Why Do I Need to Sharpen My Pocket Knife?
Right out of the box, you should expect your new knife to be pretty dang sharp. But after several uses, you’ll notice it doesn’t cut as smoothly. Sharpening your pocket knife is simply part of the general upkeep your blade needs. There’s nothing more frustrating than attempting to slice through a block of cheese on a camping trip or trying to open a package and getting that dull blade resistance. So, even though sharpening your pocket knife is a bit of a chore, it’s an essential part of upkeep.
Ask enough folks and they’ll likely all tell you a different method of how to sharpen a pocket knife. Whatever method you choose, just make sure you do it. Whether you invest in a pricey electric option, drop off your knives at your local hardware store, or bust out the whetstone, be sure to take time to sharpen your knife.
What Do I Need to Do Before I Sharpen My Pocket Knife?

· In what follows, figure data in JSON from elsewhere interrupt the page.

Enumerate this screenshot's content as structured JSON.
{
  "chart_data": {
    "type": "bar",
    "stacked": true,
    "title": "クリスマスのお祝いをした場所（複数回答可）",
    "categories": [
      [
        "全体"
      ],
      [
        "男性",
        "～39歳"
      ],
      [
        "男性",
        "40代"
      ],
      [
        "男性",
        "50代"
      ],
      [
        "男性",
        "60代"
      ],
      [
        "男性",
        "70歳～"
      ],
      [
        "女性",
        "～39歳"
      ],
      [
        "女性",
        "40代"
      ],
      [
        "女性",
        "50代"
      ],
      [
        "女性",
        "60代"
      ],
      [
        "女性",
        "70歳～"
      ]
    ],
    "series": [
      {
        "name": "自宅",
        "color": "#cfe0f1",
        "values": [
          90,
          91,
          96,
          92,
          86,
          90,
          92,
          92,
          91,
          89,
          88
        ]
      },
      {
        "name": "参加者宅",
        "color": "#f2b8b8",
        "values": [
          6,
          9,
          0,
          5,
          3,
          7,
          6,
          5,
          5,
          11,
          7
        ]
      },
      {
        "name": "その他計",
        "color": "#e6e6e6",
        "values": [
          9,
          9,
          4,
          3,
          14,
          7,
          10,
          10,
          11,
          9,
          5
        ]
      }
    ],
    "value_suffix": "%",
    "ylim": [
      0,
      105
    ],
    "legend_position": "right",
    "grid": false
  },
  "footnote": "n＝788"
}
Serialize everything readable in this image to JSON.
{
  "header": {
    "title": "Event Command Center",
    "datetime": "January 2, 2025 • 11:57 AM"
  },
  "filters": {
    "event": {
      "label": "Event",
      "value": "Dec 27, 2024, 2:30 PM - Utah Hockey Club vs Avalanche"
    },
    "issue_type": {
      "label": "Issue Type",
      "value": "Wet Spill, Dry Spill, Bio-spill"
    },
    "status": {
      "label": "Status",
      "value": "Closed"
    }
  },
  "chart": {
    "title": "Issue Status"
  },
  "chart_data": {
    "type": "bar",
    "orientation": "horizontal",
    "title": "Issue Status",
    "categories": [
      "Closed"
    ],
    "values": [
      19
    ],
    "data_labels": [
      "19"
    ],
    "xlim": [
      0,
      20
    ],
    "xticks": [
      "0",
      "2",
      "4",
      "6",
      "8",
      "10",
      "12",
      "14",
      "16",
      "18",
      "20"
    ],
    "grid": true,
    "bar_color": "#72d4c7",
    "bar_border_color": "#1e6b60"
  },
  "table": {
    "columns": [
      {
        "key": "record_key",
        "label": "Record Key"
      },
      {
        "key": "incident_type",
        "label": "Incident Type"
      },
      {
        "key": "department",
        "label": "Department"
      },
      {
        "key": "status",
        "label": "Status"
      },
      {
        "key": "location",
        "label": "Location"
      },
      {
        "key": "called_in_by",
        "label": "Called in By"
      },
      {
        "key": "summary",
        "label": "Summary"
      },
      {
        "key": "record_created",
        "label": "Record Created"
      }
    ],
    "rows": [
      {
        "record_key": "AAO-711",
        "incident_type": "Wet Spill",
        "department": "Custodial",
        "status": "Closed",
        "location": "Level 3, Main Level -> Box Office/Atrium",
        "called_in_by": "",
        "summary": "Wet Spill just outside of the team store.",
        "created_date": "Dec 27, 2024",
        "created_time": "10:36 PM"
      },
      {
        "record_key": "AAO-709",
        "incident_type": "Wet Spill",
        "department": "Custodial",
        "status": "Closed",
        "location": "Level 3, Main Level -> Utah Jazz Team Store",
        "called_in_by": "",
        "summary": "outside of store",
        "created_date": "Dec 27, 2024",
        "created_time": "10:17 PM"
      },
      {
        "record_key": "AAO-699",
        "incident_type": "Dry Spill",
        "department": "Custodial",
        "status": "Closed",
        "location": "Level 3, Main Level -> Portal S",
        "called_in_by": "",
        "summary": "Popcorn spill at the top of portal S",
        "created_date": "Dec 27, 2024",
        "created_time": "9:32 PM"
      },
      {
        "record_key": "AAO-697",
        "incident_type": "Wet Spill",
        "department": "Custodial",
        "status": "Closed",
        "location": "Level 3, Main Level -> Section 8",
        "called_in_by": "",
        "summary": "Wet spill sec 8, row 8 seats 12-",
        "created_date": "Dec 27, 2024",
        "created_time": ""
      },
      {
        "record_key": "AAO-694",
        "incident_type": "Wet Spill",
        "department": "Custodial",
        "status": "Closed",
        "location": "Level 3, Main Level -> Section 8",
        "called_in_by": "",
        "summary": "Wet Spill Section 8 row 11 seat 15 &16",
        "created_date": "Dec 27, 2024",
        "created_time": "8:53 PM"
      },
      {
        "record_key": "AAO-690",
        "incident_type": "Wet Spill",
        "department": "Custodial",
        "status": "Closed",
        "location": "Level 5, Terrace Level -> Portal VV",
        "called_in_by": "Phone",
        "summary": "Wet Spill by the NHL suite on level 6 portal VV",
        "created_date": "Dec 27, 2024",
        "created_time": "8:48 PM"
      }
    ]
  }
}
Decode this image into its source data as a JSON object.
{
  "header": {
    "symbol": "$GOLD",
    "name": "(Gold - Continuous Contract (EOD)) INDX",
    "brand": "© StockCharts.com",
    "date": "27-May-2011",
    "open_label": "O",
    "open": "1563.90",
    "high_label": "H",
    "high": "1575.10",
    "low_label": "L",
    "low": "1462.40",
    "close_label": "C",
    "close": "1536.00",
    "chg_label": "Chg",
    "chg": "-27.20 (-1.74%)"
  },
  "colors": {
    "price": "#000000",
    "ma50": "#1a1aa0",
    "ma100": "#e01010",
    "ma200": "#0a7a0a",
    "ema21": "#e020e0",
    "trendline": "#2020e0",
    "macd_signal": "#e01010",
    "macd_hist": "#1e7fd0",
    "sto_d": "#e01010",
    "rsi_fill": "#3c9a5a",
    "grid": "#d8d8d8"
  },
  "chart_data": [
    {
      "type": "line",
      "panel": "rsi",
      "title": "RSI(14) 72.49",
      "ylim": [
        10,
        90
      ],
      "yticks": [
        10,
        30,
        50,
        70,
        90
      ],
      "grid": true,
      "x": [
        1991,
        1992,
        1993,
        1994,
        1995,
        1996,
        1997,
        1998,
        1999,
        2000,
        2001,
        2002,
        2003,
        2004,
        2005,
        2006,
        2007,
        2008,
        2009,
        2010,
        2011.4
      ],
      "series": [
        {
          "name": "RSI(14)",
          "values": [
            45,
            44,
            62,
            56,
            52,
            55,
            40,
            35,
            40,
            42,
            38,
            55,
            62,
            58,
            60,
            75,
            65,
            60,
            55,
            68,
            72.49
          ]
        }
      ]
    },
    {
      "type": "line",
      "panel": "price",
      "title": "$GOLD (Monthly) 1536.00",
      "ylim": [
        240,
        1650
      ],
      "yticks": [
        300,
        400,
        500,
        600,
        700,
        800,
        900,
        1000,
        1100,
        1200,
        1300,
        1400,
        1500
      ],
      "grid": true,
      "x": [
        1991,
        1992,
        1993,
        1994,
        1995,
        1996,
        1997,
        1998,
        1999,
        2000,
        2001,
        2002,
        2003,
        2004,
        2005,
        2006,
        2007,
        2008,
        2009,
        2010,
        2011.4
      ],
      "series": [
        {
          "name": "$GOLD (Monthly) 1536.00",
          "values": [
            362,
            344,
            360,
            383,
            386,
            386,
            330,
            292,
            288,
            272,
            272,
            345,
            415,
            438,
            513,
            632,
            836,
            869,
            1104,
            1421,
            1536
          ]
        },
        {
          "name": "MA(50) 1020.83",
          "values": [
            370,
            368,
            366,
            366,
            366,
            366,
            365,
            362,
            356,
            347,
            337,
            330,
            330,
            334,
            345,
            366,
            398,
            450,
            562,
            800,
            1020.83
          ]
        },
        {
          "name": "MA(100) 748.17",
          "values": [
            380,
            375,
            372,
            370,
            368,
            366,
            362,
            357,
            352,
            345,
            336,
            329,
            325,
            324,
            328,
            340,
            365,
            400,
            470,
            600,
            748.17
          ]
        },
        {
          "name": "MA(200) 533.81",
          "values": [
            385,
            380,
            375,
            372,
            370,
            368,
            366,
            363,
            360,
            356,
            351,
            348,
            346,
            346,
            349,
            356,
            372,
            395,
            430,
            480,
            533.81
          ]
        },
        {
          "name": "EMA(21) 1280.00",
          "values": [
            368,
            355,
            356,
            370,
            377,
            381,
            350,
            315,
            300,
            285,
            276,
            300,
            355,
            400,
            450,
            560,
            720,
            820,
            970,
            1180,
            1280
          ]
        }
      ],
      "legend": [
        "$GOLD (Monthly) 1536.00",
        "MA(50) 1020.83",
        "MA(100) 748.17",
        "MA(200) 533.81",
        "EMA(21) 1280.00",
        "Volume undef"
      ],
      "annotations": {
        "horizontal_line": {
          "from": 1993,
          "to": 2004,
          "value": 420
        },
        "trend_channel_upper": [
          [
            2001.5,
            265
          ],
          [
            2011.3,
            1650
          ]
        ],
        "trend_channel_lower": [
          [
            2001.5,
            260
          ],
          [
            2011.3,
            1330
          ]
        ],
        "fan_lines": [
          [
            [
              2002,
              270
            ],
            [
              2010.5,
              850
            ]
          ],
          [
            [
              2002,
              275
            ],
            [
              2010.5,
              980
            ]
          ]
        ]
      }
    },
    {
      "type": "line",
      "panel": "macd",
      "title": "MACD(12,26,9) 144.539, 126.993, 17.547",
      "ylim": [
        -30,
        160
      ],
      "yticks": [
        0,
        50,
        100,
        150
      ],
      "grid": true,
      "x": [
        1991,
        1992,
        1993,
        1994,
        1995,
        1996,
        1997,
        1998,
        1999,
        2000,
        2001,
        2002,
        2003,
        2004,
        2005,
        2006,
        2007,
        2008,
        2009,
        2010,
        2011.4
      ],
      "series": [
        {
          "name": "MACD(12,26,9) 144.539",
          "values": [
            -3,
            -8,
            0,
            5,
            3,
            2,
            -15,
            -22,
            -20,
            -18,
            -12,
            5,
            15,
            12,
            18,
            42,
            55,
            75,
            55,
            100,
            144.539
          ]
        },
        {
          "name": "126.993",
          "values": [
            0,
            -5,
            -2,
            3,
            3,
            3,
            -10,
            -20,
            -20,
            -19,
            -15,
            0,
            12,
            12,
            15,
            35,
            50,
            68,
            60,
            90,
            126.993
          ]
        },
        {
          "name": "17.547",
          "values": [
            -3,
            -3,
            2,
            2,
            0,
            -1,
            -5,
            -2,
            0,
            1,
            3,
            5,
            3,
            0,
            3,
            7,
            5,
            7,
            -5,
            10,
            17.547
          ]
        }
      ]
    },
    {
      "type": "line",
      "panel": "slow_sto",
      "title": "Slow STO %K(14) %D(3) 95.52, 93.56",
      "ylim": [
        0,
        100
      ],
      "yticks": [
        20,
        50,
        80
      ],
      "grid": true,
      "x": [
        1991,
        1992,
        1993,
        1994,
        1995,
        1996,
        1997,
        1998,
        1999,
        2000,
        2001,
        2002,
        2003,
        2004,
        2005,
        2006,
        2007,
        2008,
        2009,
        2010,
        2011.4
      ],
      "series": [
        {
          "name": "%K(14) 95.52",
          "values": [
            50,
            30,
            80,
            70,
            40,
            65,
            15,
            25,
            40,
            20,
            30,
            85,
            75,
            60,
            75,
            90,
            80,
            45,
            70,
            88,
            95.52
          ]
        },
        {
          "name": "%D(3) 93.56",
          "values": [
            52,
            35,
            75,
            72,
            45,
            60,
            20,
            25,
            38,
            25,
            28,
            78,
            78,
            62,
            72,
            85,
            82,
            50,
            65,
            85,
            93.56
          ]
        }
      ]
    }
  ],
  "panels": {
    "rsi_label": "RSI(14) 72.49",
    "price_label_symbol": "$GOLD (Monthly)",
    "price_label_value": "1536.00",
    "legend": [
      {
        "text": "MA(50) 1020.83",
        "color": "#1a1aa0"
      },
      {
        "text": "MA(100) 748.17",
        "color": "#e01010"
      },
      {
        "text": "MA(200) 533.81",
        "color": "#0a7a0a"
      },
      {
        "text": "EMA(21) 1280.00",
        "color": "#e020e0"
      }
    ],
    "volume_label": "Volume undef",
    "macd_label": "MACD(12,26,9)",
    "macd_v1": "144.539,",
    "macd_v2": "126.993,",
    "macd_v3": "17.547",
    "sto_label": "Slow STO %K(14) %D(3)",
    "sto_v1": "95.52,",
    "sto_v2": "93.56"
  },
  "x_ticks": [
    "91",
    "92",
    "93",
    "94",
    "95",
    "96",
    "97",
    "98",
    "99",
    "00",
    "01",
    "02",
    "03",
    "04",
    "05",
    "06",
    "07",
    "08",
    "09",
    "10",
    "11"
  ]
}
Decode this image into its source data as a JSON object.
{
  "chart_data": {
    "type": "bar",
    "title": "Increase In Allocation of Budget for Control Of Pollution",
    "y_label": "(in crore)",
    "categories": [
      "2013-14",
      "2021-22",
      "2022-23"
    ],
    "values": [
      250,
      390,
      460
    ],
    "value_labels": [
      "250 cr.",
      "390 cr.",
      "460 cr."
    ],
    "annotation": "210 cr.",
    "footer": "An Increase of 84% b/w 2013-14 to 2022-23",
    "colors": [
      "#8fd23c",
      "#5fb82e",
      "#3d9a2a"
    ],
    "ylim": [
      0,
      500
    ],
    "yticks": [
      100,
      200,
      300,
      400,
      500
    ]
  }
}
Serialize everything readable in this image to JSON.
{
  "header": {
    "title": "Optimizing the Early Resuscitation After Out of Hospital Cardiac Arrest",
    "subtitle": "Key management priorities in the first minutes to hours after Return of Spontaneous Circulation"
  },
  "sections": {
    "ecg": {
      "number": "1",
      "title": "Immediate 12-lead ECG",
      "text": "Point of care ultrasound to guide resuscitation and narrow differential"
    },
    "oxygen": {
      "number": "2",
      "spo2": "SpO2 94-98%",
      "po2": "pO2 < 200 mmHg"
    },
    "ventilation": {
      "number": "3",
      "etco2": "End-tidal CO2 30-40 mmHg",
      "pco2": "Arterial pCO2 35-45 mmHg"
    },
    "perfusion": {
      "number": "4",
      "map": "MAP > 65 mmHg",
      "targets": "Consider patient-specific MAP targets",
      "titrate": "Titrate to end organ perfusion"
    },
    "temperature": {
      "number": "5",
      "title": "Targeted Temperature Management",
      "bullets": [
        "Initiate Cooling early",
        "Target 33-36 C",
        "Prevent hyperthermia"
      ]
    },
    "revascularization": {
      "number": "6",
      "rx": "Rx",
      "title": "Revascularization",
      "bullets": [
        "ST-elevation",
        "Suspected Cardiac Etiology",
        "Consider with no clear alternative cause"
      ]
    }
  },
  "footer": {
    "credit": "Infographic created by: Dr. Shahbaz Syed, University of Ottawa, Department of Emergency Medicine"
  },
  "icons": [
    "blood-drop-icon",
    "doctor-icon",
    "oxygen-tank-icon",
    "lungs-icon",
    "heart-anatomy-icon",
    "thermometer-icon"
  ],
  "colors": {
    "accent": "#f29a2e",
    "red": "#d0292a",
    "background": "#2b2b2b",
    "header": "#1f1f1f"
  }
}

Before you go swiping your pocket knife up and down your stone, it’s best you wet the stone you’re using. While it’s not always necessary, wetting your sharpening stone helps keep it cool while you sharpen, and thus prevents the knife from warping in any way from heat. The lubricant also helps remove the tiny particles and rubble created when you sharpen that could prevent you from getting a fine edge. Lubricants range from oils sold specifically for sharpening stones to your own damn spit. We recommend either mineral oil or just water. Tap water should work fine but filtered water will ensure there aren’t any excess minerals present. If you want to buy a specialty oil, that’s totally fine, but we’ve found that water works just fine.
We also recommend giving your pocket knife a proper cleaning before sharpening. Soap and water always does the trick. Just make sure to let the blade fully dry before sharpening.
How to Sharpen a Pocket Knife in 6 Steps
1. Wet Your Sharpening Stone
Like we said earlier, you don’t absolutely need to do this, but it is recommended. Whether you’re going to apply some specialty knife sharpening oil or simply pour a bit of water, now’s the time to do so. If you’re using a stone with a rough side and a fine side, start with the rougher side.
2. Find the Proper Blade Angle
This is the trickiest part for sharpening a pocket knife. But, with a little practice, you’ll have this locked in. You’re going to want to hold your knife at an angle while sharpening it. That angle depends on the knife you’re sharpening, and it can range from about 15° to 30°. Finding the bevel, or sharpening angle, can take some practice. But you should be able get it by feel. If you are struggling, you can contact the knife maker and ask for the info.
3. Sharpen Your Pocket Knife
Start with the knife at one end of the stone holding it so the blade’s edge is facing away from you. Pull the knife toward yourself while trying to keep the angle. As you reach the end, glide the knife down so you hit every curved part of your blade. Repeat 10 times. Flip blade over and repeat 10 times.
4. Use the Fine Side of the Stone
If you purchased a stone with one course side and one fine side, flip the stone over and repeat from Step 1.
5. Wipe the Blade Clean
Use a clean dish cloth or towel to carefully wipe the blade.
6. Use Your Pocket Knife
And that’s all you need to know on how to sharpen a pocket knife! Simple right? Your freshly sharpened pocket knife will function better than it has for some time. Just remember to sharpen after every few uses.